In an effort to help the community during these trying times due to COVID-19, Eastern Michigan University and Ypsilanti Community Schools have teamed up on YPSI LIVE, a project that strives to increase internet access to upwards of 400 students and families in the Ypsilanti school district.
Collaborations between groups - Engage@EMU, the GameAbove EMU alumni group, Ypsilanti school district employees, Washtenaw’s Office of Community and Economic Development, and Comcast’ Internet Essentials program - has allowed for six months of free internet service to be available to 400 families in the area.
Donations to the district through Ann Arbor Community Foundation and Washtenaw County are going into this project for some additional funding.
Decky Alexander, a professor at EMU and director of academic programs at Engage@EMU, said the project began by conducting a phone survey to see how many people did or did not have reliable internet access. After receiving hundreds of responses, it was concluded that 50% of recipients didn’t have reliable internet in their homes. Thus the project took off to battle this technological disparity in the community.
“This project is for families/students that go to Ypsilanti Community Schools, and the number is based upon those who responded to their survey on internet access,” Alexander said. “Engage@EMU is helping to project manage this by training staff on how to assist with enrolling families, communicating with Comcast, keeping track of those who have enrolled and circling back to those who have not.”
Comcast offered two free months to new customers and waived some of the qualifications for the IE program in order to combat some of the drastic changes resulting from the COVID-19 outbreak.
YCS Superintendent Alena Zachery-Ross said there have been some challenges but the teams involved in this project are working hard to find continuous solutions moving forward.
“The district continues to solicit funds to provide our students who are in need with one full year of internet access,” Zachery-Ross said.
According to Zachery-Ross some obstacles have arose, such as constantly battling the digital divide that has grown since the community has switched to remote learning.
It has also taken a significant amount of time to connect families with Comcast, especially the most vulnerable families in the district.

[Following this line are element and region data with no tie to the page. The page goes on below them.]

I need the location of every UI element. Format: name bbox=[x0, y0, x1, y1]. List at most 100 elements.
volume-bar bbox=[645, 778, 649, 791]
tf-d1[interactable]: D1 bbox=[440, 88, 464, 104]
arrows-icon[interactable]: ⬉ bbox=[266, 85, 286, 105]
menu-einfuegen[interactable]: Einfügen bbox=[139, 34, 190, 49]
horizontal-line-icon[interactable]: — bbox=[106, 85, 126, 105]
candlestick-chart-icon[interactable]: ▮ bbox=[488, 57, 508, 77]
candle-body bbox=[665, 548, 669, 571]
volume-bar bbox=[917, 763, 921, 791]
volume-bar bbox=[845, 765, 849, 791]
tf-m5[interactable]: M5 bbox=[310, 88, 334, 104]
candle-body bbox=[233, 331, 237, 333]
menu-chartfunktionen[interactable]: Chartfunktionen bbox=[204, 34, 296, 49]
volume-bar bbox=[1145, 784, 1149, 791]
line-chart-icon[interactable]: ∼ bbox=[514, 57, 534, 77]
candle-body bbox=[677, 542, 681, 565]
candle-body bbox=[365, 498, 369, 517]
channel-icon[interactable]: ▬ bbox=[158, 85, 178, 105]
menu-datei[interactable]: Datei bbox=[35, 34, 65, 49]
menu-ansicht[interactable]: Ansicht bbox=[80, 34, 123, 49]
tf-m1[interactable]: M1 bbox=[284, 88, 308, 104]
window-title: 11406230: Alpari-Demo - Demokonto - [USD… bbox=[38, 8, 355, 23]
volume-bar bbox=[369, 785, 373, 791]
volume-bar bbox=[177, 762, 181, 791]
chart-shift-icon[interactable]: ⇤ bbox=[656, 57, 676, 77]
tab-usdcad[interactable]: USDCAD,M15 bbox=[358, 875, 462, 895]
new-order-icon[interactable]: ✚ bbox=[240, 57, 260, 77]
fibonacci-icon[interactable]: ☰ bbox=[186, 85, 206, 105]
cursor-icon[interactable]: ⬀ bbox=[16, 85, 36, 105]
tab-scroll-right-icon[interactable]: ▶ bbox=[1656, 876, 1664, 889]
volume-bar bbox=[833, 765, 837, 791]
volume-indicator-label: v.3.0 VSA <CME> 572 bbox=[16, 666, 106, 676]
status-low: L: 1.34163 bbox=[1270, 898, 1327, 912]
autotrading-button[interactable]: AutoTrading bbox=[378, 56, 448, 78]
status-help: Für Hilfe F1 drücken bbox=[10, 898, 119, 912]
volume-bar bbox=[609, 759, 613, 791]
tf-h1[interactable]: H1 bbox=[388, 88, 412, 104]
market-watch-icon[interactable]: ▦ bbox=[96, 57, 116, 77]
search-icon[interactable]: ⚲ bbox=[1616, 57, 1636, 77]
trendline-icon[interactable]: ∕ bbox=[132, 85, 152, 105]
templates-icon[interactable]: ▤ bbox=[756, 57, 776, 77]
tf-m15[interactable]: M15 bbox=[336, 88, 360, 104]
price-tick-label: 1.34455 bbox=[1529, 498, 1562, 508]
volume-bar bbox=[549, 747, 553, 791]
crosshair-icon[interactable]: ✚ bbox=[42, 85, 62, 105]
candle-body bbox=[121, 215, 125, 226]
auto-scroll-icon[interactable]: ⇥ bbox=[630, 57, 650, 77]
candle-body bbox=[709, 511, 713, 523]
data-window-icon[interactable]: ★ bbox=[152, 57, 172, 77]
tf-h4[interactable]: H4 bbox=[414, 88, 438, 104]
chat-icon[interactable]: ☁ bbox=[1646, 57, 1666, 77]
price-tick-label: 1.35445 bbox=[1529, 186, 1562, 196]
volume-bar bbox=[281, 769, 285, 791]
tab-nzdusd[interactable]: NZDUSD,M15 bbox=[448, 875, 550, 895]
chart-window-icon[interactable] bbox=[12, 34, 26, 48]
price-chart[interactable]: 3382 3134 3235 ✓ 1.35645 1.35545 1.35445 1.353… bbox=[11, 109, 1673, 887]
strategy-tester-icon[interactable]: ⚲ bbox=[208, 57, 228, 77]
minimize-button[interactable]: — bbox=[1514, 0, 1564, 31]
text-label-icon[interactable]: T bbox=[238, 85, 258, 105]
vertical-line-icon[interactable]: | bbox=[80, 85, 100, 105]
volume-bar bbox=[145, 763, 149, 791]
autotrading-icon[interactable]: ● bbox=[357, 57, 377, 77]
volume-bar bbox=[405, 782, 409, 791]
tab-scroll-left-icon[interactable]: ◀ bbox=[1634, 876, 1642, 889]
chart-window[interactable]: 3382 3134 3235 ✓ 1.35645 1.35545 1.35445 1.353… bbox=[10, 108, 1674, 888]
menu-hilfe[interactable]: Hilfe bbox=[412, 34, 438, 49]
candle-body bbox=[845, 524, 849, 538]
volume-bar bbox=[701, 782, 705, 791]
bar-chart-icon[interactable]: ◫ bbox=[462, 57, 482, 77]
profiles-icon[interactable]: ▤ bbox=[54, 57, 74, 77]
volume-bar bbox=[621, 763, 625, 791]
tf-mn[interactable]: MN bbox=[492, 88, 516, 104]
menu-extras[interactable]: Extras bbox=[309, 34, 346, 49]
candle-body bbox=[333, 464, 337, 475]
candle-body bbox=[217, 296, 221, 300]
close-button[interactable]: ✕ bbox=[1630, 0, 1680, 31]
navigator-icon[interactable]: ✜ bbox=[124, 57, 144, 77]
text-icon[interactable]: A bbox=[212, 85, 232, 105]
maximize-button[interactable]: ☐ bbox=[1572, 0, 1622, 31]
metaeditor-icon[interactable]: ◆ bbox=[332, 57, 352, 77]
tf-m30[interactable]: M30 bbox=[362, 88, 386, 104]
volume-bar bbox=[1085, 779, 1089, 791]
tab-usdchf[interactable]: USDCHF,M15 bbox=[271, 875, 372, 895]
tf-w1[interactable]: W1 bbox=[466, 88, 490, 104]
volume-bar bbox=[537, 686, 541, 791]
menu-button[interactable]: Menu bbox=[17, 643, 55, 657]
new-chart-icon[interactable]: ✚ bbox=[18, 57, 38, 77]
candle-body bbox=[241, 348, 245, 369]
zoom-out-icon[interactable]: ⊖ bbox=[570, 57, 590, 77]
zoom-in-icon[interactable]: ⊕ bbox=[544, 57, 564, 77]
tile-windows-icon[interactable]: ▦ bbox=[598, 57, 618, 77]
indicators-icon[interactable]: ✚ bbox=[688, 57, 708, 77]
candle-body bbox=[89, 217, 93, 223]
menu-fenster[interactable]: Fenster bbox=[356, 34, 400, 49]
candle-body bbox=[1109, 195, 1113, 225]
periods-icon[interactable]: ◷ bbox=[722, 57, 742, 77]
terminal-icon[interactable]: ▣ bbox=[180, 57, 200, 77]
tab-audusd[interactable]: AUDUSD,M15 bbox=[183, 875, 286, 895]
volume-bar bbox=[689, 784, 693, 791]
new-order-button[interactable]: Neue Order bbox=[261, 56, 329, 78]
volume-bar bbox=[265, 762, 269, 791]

Providing access to the homeless population has been difficult but the staff have countered this issue by providing WiFi hotspots.
Finding funds hasn’t been easy, requiring the staff to write grants and leverage community resources, according to Zachery-Ross.
However, despite the challenges, there have also been many positive outcomes from the project.
“The program has provided our students and families who were most in need of a program that they were unable to afford on their own in the middle of this crisis when hard financial decisions have had to be made,” Zachery-Ross said.
Zachery-Ross said that although the digital divide is not completely diminished, this project is starting to level the playing field in the school district.
Volunteers on this project have come together to offer help during an unanticipated pandemic that has disrupted daily life drastically.
“Our students are now able to take advantage of the devices we have distributed,” Zachery-Ross said. “Our students are learning 21st Century tech skills such as zoom, Google Classroom, and other tools that support their learning from our exceptional classroom teachers.”
Stay safe and healthy, and don’t hesitate to reach out in your community for help.